How relationship counselling can help

  • It may be that things seem just too difficult to talk about or that there is never a good time to talk. The temptation can be to hope that somehow things will just sort themselves out. The painful reality is that if there are angry, resentful feelings in the relationship and they’re suppressed, they will come out. Sometimes an affair starts but more often the feelings are expressed in the way we behave towards each other - for example feeling constantly irritated by our partner; not wanting to spend any time together; looking for arguments; feeling nothing we do is right.
  • Couple counselling can provide a neutral environment with a third person so issues that have never been discussed or, that have been discussed before but not resolved, can be worked through in a controlled, ’safe’ way.
  • Sometimes both partners are unhappy about the same aspect of the relationship and both want to resolve that issue. In these cases counselling can be very effective in a relatively short time - often a matter of weeks.
  • However, quite often at the start of counselling the two partners have a very different view of the issues and causes of the difficulties. It’s not unusual for one person to be quite sceptical about the relationship’s future whereas the other person thinks things could be resolved. Counselling isn’t about apportioning blame but about acknowledging what it is about the couple dynamic that does and doesn’t work. In these situations, the work is about reaching a shared understanding to see how ‘broken’ the relationship actually is, before a decision is made about its future. Then counselling can help couple use the understanding to move forward.

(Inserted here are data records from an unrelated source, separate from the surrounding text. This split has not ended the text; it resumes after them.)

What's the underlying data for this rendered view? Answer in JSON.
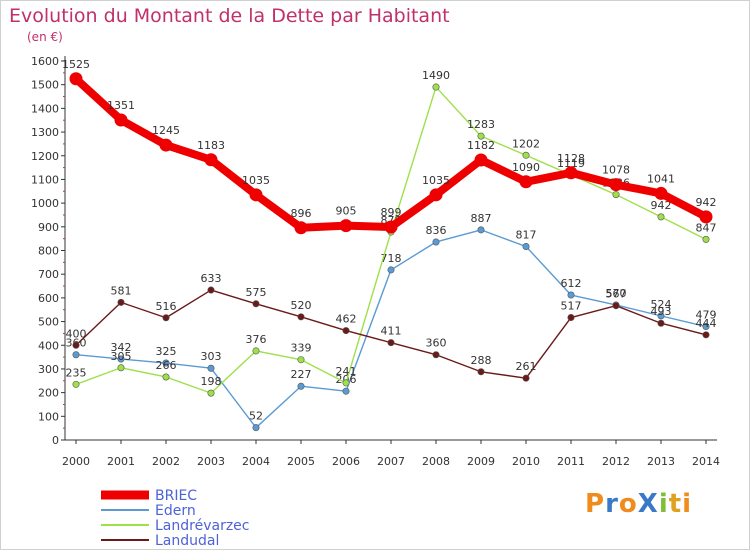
{
  "title": "Evolution du Montant de la Dette par Habitant",
  "subtitle": "(en €)",
  "logo": {
    "text": "ProXiti",
    "letters": [
      "P",
      "r",
      "o",
      "X",
      "i",
      "t",
      "i"
    ],
    "colors": [
      "#f08b1e",
      "#3a79c8",
      "#f08b1e",
      "#3a79c8",
      "#7dbf3a",
      "#e0a020",
      "#f08b1e"
    ]
  },
  "chart_data": {
    "type": "line",
    "title": "Evolution du Montant de la Dette par Habitant",
    "ylabel": "(en €)",
    "xlabel": "",
    "ylim": [
      0,
      1600
    ],
    "yticks": [
      0,
      100,
      200,
      300,
      400,
      500,
      600,
      700,
      800,
      900,
      1000,
      1100,
      1200,
      1300,
      1400,
      1500,
      1600
    ],
    "categories": [
      "2000",
      "2001",
      "2002",
      "2003",
      "2004",
      "2005",
      "2006",
      "2007",
      "2008",
      "2009",
      "2010",
      "2011",
      "2012",
      "2013",
      "2014"
    ],
    "legend_position": "bottom-left",
    "grid": false,
    "series": [
      {
        "name": "BRIEC",
        "color": "#ee0000",
        "values": [
          1525,
          1351,
          1245,
          1183,
          1035,
          896,
          905,
          899,
          1035,
          1182,
          1090,
          1128,
          1078,
          1041,
          942
        ]
      },
      {
        "name": "Edern",
        "color": "#5a9bd4",
        "values": [
          360,
          342,
          325,
          303,
          52,
          227,
          206,
          718,
          836,
          887,
          817,
          612,
          570,
          524,
          479
        ]
      },
      {
        "name": "Landrévarzec",
        "color": "#9ee04a",
        "values": [
          235,
          305,
          266,
          198,
          376,
          339,
          241,
          878,
          1490,
          1283,
          1202,
          1119,
          1036,
          942,
          847
        ]
      },
      {
        "name": "Landudal",
        "color": "#6b1a1a",
        "values": [
          400,
          581,
          516,
          633,
          575,
          520,
          462,
          411,
          360,
          288,
          261,
          517,
          567,
          493,
          444
        ]
      }
    ]
  }
}
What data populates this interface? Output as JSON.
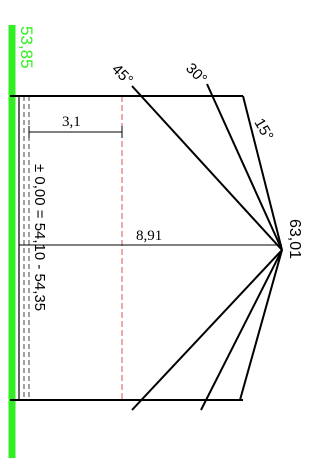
{
  "labels": {
    "green_elevation": "53,85",
    "angle_45": "45°",
    "angle_30": "30°",
    "angle_15": "15°",
    "dim_short": "3,1",
    "dim_long": "8,91",
    "apex_elevation": "63,01",
    "zero_level": "± 0,00 = 54,10 - 54,35"
  },
  "colors": {
    "green_band": "#33ee22",
    "red_dashed": "#e05050",
    "lines": "#000000",
    "dashed_dark": "#444444"
  }
}
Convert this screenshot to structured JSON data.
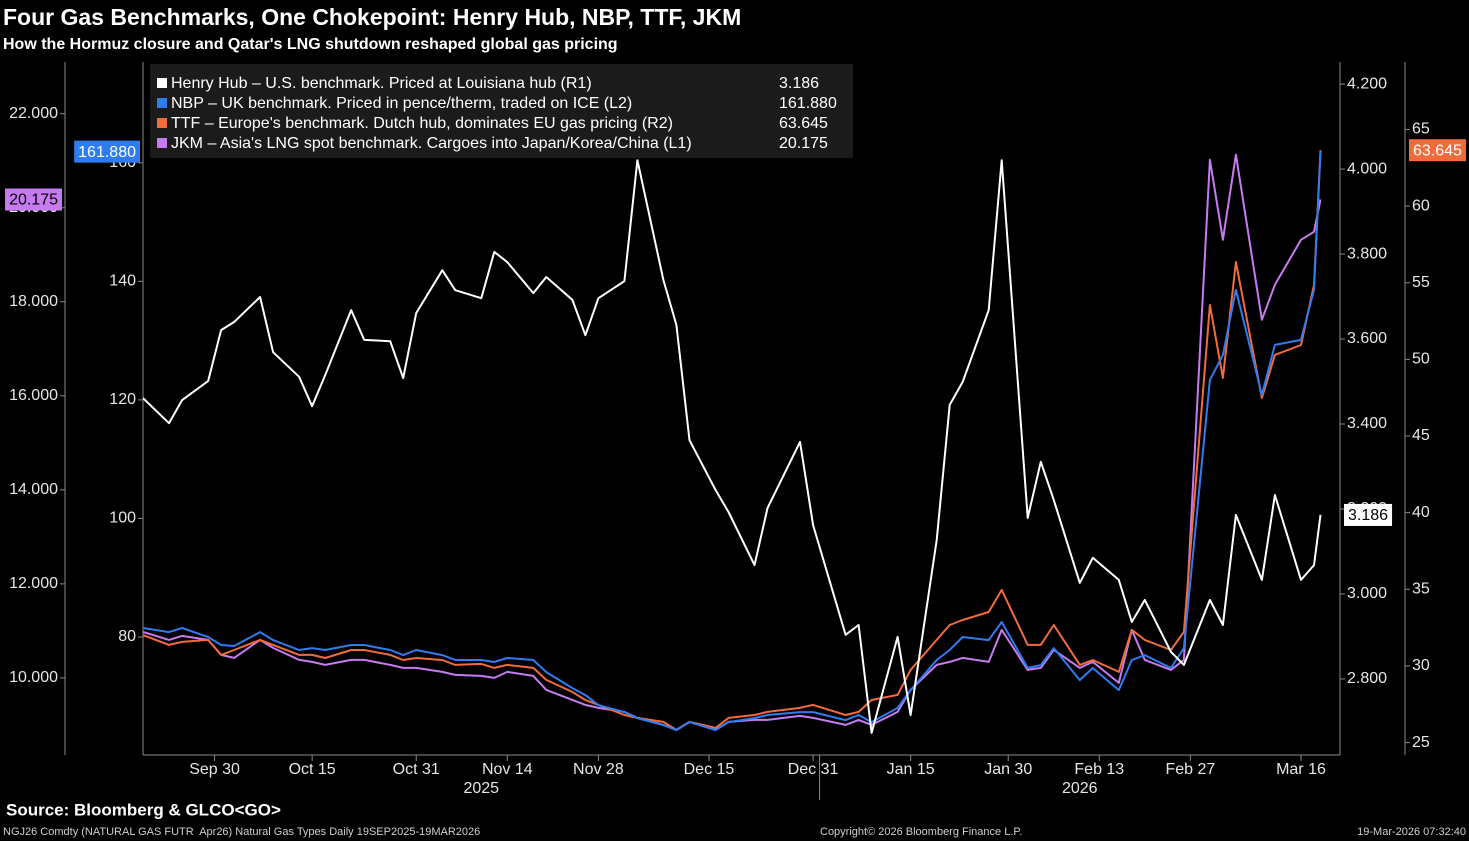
{
  "chart_data": {
    "type": "line",
    "title": "Four Gas Benchmarks, One Chokepoint: Henry Hub, NBP, TTF, JKM",
    "subtitle": "How the Hormuz closure and Qatar's LNG shutdown reshaped global gas pricing",
    "source": "Source: Bloomberg & GLCO<GO>",
    "footer_left": "NGJ26 Comdty (NATURAL GAS FUTR  Apr26) Natural Gas Types Daily 19SEP2025-19MAR2026",
    "footer_center": "Copyright© 2026 Bloomberg Finance L.P.",
    "footer_right": "19-Mar-2026 07:32:40",
    "legend": "upper left",
    "grid": false,
    "years": [
      "2025",
      "2026"
    ],
    "x": [
      "2025-09-19",
      "2025-09-23",
      "2025-09-25",
      "2025-09-29",
      "2025-10-01",
      "2025-10-03",
      "2025-10-07",
      "2025-10-09",
      "2025-10-13",
      "2025-10-15",
      "2025-10-17",
      "2025-10-21",
      "2025-10-23",
      "2025-10-27",
      "2025-10-29",
      "2025-10-31",
      "2025-11-04",
      "2025-11-06",
      "2025-11-10",
      "2025-11-12",
      "2025-11-14",
      "2025-11-18",
      "2025-11-20",
      "2025-11-24",
      "2025-11-26",
      "2025-11-28",
      "2025-12-02",
      "2025-12-04",
      "2025-12-08",
      "2025-12-10",
      "2025-12-12",
      "2025-12-16",
      "2025-12-18",
      "2025-12-22",
      "2025-12-24",
      "2025-12-29",
      "2025-12-31",
      "2026-01-05",
      "2026-01-07",
      "2026-01-09",
      "2026-01-13",
      "2026-01-15",
      "2026-01-19",
      "2026-01-21",
      "2026-01-23",
      "2026-01-27",
      "2026-01-29",
      "2026-02-02",
      "2026-02-04",
      "2026-02-06",
      "2026-02-10",
      "2026-02-12",
      "2026-02-16",
      "2026-02-18",
      "2026-02-20",
      "2026-02-24",
      "2026-02-26",
      "2026-03-02",
      "2026-03-04",
      "2026-03-06",
      "2026-03-10",
      "2026-03-12",
      "2026-03-16",
      "2026-03-18",
      "2026-03-19"
    ],
    "xlim": [
      "2025-09-19",
      "2026-03-22"
    ],
    "xticks": [
      {
        "value": "2025-09-30",
        "label": "Sep 30"
      },
      {
        "value": "2025-10-15",
        "label": "Oct 15"
      },
      {
        "value": "2025-10-31",
        "label": "Oct 31"
      },
      {
        "value": "2025-11-14",
        "label": "Nov 14"
      },
      {
        "value": "2025-11-28",
        "label": "Nov 28"
      },
      {
        "value": "2025-12-15",
        "label": "Dec 15"
      },
      {
        "value": "2025-12-31",
        "label": "Dec 31"
      },
      {
        "value": "2026-01-15",
        "label": "Jan 15"
      },
      {
        "value": "2026-01-30",
        "label": "Jan 30"
      },
      {
        "value": "2026-02-13",
        "label": "Feb 13"
      },
      {
        "value": "2026-02-27",
        "label": "Feb 27"
      },
      {
        "value": "2026-03-16",
        "label": "Mar 16"
      }
    ],
    "ylim": [
      8.36,
      23.1
    ],
    "yticks": [
      {
        "value": 10,
        "label": "10.000"
      },
      {
        "value": 12,
        "label": "12.000"
      },
      {
        "value": 14,
        "label": "14.000"
      },
      {
        "value": 16,
        "label": "16.000"
      },
      {
        "value": 18,
        "label": "18.000"
      },
      {
        "value": 20,
        "label": "20.000"
      },
      {
        "value": 22,
        "label": "22.000"
      }
    ],
    "y3lim": [
      60.1,
      177.0
    ],
    "y3ticks": [
      80,
      100,
      120,
      140,
      160
    ],
    "y2lim": [
      2.621,
      4.252
    ],
    "y2ticks": [
      {
        "value": 2.8,
        "label": "2.800"
      },
      {
        "value": 3,
        "label": "3.000"
      },
      {
        "value": 3.2,
        "label": "3.200"
      },
      {
        "value": 3.4,
        "label": "3.400"
      },
      {
        "value": 3.6,
        "label": "3.600"
      },
      {
        "value": 3.8,
        "label": "3.800"
      },
      {
        "value": 4,
        "label": "4.000"
      },
      {
        "value": 4.2,
        "label": "4.200"
      }
    ],
    "y4lim": [
      24.19,
      69.4
    ],
    "y4ticks": [
      25,
      30,
      35,
      40,
      45,
      50,
      55,
      60,
      65
    ],
    "series": [
      {
        "name": "Henry Hub – U.S. benchmark. Priced at Louisiana hub (R1)",
        "color": "#ffffff",
        "axis": "y2",
        "values": [
          3.461,
          3.402,
          3.456,
          3.501,
          3.621,
          3.64,
          3.699,
          3.569,
          3.511,
          3.442,
          3.515,
          3.668,
          3.598,
          3.595,
          3.508,
          3.661,
          3.762,
          3.715,
          3.696,
          3.805,
          3.781,
          3.708,
          3.746,
          3.692,
          3.609,
          3.696,
          3.736,
          4.021,
          3.739,
          3.633,
          3.362,
          3.245,
          3.193,
          3.068,
          3.202,
          3.358,
          3.162,
          2.904,
          2.927,
          2.673,
          2.899,
          2.715,
          3.127,
          3.445,
          3.499,
          3.668,
          4.021,
          3.179,
          3.311,
          3.221,
          3.026,
          3.085,
          3.033,
          2.934,
          2.986,
          2.864,
          2.833,
          2.986,
          2.927,
          3.186,
          3.033,
          3.233,
          3.033,
          3.068,
          3.186
        ]
      },
      {
        "name": "NBP – UK benchmark. Priced in pence/therm, traded on ICE (L2)",
        "color": "#2f7cf0",
        "axis": "y3",
        "values": [
          81.52,
          80.84,
          81.52,
          80.0,
          78.65,
          78.48,
          80.84,
          79.49,
          77.81,
          78.14,
          77.81,
          78.65,
          78.65,
          77.81,
          76.96,
          77.81,
          76.96,
          76.12,
          76.12,
          75.78,
          76.46,
          76.12,
          74.09,
          71.39,
          70.21,
          68.52,
          67.34,
          66.33,
          65.15,
          64.3,
          65.65,
          64.3,
          65.65,
          66.33,
          66.84,
          67.34,
          67.34,
          65.99,
          66.84,
          65.65,
          68.02,
          71.05,
          76.12,
          77.81,
          80.0,
          79.49,
          82.53,
          74.77,
          75.27,
          78.14,
          72.74,
          74.77,
          71.05,
          76.12,
          76.96,
          74.77,
          78.14,
          123.38,
          127.59,
          138.57,
          120.84,
          129.28,
          130.13,
          138.57,
          161.88
        ],
        "value_labels": [
          null,
          null,
          null,
          null,
          null,
          null,
          null,
          null,
          null,
          null,
          null,
          null,
          null,
          null,
          null,
          null,
          null,
          null,
          null,
          null,
          null,
          null,
          null,
          null,
          null,
          null,
          null,
          null,
          null,
          null,
          null,
          null,
          null,
          null,
          null,
          null,
          null,
          null,
          null,
          null,
          null,
          null,
          null,
          null,
          null,
          null,
          null,
          null,
          null,
          null,
          null,
          null,
          null,
          null,
          null,
          null,
          null,
          null,
          null,
          null,
          null,
          null,
          null,
          null,
          "161.880"
        ]
      },
      {
        "name": "TTF – Europe's benchmark. Dutch hub, dominates EU gas pricing (R2)",
        "color": "#f26b3a",
        "axis": "y4",
        "values": [
          32.02,
          31.37,
          31.57,
          31.7,
          30.72,
          31.04,
          31.7,
          31.37,
          30.72,
          30.72,
          30.52,
          31.04,
          31.04,
          30.72,
          30.39,
          30.52,
          30.39,
          30.07,
          30.13,
          29.87,
          30.07,
          29.87,
          29.09,
          28.3,
          27.78,
          27.46,
          26.8,
          26.61,
          26.35,
          25.83,
          26.35,
          25.96,
          26.61,
          26.8,
          27.0,
          27.26,
          27.46,
          26.8,
          27.0,
          27.78,
          28.11,
          29.74,
          31.7,
          32.67,
          33.0,
          33.52,
          34.96,
          31.37,
          31.37,
          32.67,
          30.07,
          30.39,
          29.61,
          32.35,
          31.7,
          31.04,
          32.22,
          53.55,
          48.79,
          56.35,
          47.48,
          50.29,
          50.94,
          54.85,
          63.645
        ]
      },
      {
        "name": "JKM – Asia's LNG spot benchmark. Cargoes into Japan/Korea/China (L1)",
        "color": "#c67cf0",
        "axis": "y",
        "values": [
          10.979,
          10.809,
          10.894,
          10.809,
          10.489,
          10.426,
          10.809,
          10.638,
          10.383,
          10.34,
          10.277,
          10.383,
          10.383,
          10.277,
          10.213,
          10.213,
          10.128,
          10.064,
          10.043,
          10.0,
          10.128,
          10.043,
          9.745,
          9.532,
          9.426,
          9.362,
          9.277,
          9.149,
          9.0,
          8.894,
          9.064,
          8.894,
          9.064,
          9.106,
          9.106,
          9.191,
          9.149,
          9.0,
          9.106,
          9.0,
          9.277,
          9.745,
          10.277,
          10.34,
          10.426,
          10.34,
          11.021,
          10.17,
          10.213,
          10.596,
          10.213,
          10.34,
          9.894,
          11.021,
          10.383,
          10.17,
          10.383,
          21.021,
          19.319,
          21.128,
          17.617,
          18.362,
          19.319,
          19.489,
          20.175
        ]
      }
    ]
  }
}
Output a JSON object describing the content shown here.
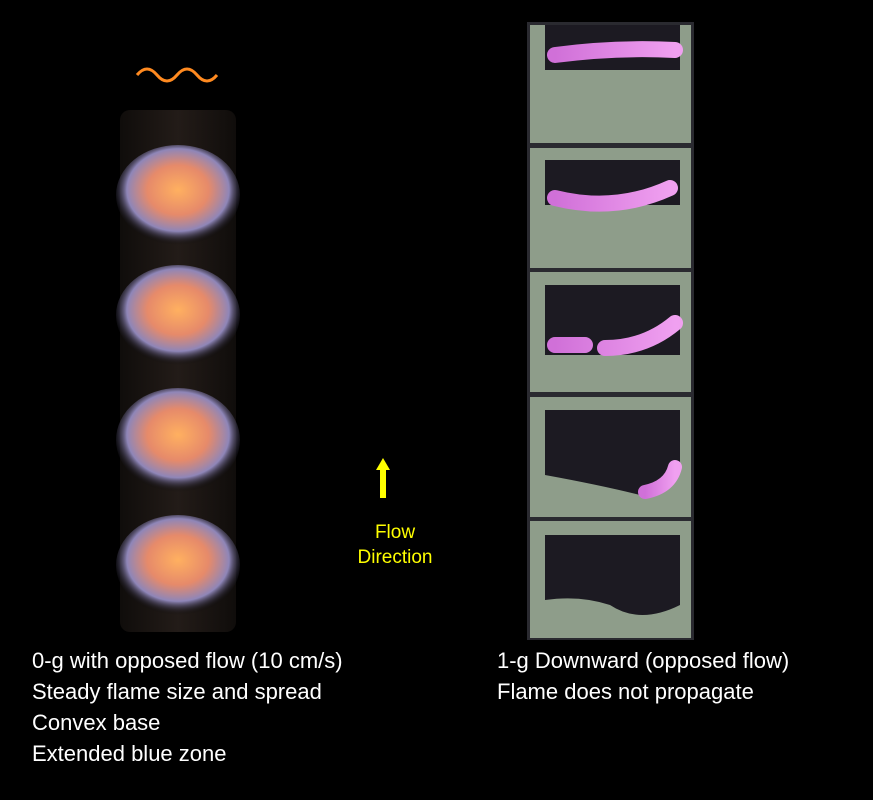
{
  "flow_label": {
    "lines": [
      "Flow",
      "Direction"
    ]
  },
  "left_caption": {
    "lines": [
      "0-g with opposed flow (10 cm/s)",
      "Steady flame size and spread",
      "Convex base",
      "Extended blue zone"
    ]
  },
  "right_caption": {
    "lines": [
      "1-g Downward (opposed flow)",
      "Flame does not propagate"
    ]
  }
}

  • Sometimes it may be that things have gone too far for both partners. Counselling can then be about making a separation less hostile / distressing. If the couple have children, their relationship as parents will continue – and the way they manage this will be absolutely key for the children. When there are high emotions/ conflict between a couple, children can be impacted badly – whether the parents are together or apart. Counselling can help manage this.
  • Occasionally it does happen that the partners don’t agree on the way forward. At this point individual counselling can provide support in managing the huge sense of loss.

When couple counselling is not appropriate

  • If there is ongoing domestic violence/abuse, couple counselling is not appropriate. Help and support for male and female perpetrators of domestic violence /abuse (emotional as well as physical) is available through Respect  

For female victims, there is support through Women’s Aid, and for male victims, Respect offer advice and support as do Mankind at Crossing Bridges offers help for male and female victims at www.crossing

Individual counselling with a relationship counsellor can also be very helpful for victims of domestic violence/abuse.

Berkshire Relationship Counselling Group

At Berkshire Relationship Counselling Group, we see our role as being to work with both members of the couple - to enable them both to share their experience of the relationship and hear their partner’s. Often clients talk about hearing things in a different, more constructive way in the counselling environment so they are able to move forward.